I can't tell if it's because of the filtering, but there does appear to be a duplicate appearance of the www.martincar.hu servername:

and

As part of its operation, Certbot's Apache authenticator inserts custom configuration into a single virtualhost in order to facilitate serving the challenge response, rather than writing a file into your webroot.
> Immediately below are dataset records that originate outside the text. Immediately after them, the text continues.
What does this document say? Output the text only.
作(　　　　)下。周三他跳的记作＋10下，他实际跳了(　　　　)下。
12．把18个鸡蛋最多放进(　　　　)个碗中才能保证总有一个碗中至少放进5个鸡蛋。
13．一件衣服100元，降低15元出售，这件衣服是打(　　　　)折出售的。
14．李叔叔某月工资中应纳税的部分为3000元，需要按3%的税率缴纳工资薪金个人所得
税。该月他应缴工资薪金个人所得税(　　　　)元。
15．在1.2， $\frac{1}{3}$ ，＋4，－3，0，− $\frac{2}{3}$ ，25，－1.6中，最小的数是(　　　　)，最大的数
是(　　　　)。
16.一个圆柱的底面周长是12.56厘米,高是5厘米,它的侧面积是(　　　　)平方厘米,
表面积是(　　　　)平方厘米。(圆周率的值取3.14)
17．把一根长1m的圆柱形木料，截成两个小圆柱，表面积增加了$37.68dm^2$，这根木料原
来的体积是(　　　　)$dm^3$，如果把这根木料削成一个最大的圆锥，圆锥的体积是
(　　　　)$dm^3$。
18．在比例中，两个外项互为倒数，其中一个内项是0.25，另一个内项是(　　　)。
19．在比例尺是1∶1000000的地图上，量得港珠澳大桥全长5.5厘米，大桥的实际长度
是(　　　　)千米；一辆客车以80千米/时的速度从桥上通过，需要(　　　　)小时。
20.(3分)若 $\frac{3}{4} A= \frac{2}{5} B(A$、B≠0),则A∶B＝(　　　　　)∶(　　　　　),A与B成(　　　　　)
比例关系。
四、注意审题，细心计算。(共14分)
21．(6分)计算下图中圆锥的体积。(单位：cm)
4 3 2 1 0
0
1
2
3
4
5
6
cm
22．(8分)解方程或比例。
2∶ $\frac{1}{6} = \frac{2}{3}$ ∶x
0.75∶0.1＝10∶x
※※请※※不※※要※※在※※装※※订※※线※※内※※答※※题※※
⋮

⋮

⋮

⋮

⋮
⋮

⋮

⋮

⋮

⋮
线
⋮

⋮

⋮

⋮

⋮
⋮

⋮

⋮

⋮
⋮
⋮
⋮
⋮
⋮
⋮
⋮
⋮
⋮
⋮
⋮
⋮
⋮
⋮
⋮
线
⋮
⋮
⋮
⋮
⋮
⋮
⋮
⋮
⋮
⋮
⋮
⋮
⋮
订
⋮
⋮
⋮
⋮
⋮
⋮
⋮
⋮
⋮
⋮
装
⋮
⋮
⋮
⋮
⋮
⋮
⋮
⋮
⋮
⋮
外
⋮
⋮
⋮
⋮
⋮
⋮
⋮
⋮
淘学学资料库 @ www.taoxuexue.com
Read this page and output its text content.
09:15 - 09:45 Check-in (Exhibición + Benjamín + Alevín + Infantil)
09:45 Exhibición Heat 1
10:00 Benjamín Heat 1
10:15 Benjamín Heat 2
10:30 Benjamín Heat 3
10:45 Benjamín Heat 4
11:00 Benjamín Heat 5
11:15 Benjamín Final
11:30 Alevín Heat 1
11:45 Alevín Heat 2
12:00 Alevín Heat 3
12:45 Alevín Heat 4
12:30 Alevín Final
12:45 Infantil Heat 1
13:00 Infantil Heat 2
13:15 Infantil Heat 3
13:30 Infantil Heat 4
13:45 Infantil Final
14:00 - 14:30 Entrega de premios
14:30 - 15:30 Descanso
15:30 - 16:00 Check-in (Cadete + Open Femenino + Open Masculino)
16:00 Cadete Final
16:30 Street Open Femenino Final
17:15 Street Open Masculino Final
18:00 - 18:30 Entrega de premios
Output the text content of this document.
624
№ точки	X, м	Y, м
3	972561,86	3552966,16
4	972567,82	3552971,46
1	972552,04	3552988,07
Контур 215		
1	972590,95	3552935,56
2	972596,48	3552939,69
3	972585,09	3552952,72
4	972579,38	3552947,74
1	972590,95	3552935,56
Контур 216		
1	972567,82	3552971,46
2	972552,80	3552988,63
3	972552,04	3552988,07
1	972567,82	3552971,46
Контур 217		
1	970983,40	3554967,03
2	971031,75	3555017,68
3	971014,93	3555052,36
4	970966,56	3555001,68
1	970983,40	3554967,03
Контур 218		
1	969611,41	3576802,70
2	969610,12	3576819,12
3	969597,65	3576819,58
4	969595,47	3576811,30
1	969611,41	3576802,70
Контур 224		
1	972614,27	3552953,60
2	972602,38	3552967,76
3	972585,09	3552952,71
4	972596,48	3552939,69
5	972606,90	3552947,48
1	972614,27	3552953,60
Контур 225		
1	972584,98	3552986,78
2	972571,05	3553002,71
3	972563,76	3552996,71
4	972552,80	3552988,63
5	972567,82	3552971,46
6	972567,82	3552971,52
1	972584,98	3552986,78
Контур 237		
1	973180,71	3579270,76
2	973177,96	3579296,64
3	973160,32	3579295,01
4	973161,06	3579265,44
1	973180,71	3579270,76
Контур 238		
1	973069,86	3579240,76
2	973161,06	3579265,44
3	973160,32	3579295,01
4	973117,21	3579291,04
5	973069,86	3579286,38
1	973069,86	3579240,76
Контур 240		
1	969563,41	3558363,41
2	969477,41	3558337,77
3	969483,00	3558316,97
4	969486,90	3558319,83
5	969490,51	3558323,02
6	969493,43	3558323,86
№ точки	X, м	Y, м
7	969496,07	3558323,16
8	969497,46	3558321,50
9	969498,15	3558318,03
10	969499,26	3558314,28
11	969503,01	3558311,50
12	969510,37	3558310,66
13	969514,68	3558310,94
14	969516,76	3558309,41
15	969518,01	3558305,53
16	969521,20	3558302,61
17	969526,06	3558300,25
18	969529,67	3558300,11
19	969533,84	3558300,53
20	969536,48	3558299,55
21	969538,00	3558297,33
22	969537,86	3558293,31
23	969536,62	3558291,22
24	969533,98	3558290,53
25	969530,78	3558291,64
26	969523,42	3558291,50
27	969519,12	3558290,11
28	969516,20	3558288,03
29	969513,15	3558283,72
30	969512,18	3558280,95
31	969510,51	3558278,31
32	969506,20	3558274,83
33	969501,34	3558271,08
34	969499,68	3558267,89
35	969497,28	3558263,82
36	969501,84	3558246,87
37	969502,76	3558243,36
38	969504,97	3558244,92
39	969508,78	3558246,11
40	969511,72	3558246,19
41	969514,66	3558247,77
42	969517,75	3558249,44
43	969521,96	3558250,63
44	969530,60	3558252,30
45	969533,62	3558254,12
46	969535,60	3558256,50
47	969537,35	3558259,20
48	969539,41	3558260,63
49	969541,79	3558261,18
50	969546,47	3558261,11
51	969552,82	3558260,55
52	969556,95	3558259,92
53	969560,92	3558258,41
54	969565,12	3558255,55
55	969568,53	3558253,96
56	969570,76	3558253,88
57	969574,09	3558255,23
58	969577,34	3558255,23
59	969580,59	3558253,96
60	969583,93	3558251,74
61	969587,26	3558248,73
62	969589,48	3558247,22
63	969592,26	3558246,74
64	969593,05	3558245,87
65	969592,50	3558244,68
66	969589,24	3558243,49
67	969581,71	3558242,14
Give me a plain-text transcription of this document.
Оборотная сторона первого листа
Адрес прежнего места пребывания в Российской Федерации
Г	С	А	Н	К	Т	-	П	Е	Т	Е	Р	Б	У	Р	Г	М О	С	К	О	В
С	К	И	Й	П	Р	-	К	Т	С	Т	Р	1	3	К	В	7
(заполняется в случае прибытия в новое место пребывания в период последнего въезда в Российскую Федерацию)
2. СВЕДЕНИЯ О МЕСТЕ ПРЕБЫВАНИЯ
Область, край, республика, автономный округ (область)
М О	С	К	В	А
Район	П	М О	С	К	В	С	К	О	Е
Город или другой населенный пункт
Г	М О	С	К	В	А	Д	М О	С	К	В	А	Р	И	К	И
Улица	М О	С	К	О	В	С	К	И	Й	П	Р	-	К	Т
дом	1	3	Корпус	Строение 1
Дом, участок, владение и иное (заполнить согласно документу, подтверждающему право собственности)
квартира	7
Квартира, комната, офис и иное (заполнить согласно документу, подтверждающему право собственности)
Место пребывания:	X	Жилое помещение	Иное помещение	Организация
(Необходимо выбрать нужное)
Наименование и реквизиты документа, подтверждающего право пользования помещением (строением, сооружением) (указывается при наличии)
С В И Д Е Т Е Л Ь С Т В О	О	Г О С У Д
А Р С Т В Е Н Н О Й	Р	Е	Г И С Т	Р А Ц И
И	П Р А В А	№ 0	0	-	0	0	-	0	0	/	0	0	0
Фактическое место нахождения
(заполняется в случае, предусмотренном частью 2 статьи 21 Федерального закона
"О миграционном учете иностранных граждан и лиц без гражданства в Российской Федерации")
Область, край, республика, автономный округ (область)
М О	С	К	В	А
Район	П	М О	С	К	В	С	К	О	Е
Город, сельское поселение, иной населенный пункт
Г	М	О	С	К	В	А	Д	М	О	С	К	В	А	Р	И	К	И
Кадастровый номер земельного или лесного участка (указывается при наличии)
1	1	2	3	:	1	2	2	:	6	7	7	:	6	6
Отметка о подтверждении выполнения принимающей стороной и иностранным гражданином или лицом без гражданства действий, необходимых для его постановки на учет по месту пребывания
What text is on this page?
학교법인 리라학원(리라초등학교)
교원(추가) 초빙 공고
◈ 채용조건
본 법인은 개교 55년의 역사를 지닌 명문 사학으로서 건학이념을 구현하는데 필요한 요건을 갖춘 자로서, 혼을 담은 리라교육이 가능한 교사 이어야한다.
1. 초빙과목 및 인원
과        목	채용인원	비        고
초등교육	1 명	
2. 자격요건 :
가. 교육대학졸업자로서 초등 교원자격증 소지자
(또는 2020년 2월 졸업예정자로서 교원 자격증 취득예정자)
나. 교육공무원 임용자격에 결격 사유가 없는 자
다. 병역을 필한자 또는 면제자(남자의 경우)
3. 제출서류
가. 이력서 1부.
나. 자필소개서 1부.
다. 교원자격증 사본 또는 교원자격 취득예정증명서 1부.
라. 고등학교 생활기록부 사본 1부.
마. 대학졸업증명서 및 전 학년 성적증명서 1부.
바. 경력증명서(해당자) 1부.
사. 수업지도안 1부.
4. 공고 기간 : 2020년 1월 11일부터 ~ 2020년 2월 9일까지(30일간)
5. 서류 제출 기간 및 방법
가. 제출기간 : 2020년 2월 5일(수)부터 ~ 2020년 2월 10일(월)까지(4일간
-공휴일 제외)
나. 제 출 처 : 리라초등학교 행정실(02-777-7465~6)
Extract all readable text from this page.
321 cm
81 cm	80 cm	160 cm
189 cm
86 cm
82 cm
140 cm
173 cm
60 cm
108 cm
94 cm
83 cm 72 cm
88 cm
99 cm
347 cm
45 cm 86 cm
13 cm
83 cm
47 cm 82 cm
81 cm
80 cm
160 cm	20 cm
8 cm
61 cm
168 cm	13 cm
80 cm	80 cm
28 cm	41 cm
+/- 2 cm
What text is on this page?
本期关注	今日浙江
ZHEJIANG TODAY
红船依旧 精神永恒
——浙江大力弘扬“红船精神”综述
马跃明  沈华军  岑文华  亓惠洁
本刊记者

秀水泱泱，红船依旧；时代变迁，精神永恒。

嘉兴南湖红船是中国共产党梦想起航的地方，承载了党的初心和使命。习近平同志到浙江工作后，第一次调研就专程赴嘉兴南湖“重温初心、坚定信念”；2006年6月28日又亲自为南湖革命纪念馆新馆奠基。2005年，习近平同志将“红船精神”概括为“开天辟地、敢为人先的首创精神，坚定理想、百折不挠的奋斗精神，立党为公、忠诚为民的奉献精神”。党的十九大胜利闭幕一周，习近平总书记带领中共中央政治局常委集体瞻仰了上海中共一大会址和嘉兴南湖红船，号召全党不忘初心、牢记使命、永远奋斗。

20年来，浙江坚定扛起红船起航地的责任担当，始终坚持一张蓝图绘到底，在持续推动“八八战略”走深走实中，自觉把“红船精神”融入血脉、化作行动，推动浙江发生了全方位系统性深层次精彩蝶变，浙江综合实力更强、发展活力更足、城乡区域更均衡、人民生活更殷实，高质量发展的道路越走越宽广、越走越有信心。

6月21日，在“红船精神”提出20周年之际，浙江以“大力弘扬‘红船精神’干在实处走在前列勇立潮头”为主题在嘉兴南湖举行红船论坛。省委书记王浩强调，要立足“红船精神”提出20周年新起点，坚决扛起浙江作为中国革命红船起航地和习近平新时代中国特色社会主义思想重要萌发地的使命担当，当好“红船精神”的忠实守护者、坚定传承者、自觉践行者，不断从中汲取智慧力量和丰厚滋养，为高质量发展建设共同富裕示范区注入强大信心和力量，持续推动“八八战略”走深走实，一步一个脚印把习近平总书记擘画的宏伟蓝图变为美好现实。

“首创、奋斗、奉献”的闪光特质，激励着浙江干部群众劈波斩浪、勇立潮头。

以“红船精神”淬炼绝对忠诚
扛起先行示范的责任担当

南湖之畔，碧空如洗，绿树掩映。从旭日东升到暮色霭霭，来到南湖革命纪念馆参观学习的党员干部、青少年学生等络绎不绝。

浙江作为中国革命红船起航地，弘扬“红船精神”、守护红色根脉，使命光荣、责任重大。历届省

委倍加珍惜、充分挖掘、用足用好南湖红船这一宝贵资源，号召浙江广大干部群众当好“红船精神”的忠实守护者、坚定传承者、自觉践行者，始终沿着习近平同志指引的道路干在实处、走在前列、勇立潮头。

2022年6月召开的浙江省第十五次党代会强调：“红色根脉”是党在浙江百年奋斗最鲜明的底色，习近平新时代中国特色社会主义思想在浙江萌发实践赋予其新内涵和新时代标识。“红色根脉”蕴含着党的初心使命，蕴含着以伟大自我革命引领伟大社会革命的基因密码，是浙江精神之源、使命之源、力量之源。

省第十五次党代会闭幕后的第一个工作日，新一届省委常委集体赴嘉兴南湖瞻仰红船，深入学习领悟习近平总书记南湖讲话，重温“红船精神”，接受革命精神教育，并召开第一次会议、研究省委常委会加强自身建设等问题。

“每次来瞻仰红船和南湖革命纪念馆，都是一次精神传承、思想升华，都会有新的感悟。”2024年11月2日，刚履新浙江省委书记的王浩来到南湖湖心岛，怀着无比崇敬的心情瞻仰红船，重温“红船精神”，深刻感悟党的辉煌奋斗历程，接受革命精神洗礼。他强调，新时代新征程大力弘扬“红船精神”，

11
What can happen is that Certbot can get confused when it encounters a domain that is defined across more than a single virtualhost, which is a nonsensical configuration. Certbot may pick the "wrong" virtualhost (the one that is not actually doing anything), and the custom configuration essentially gets ignored.

Assuming this interpretation is correct, the fix would be to remove www.martincar.hu from one of the above virtualhosts, so that there is only a single port 80 virtualhost with that ServerName or ServerAlias.

bluelight · January 21, 2019, 11:47am

Wow sweet!

I commented out “#ServerAlias www.martincar.hu” in martincar.hu.vhost and now it works. I don’t even know why I have a separate www.martincar.hu.vhost, when they both point to the same directory, but that’s a story for another time.

I didin’t know certbot was this sensitive, but from now on I will keep that in mind.

Thank you very much for your help _az. You are awesome!

system · February 20, 2019, 11:47am

This topic was automatically closed 30 days after the last reply. New replies are no longer allowed.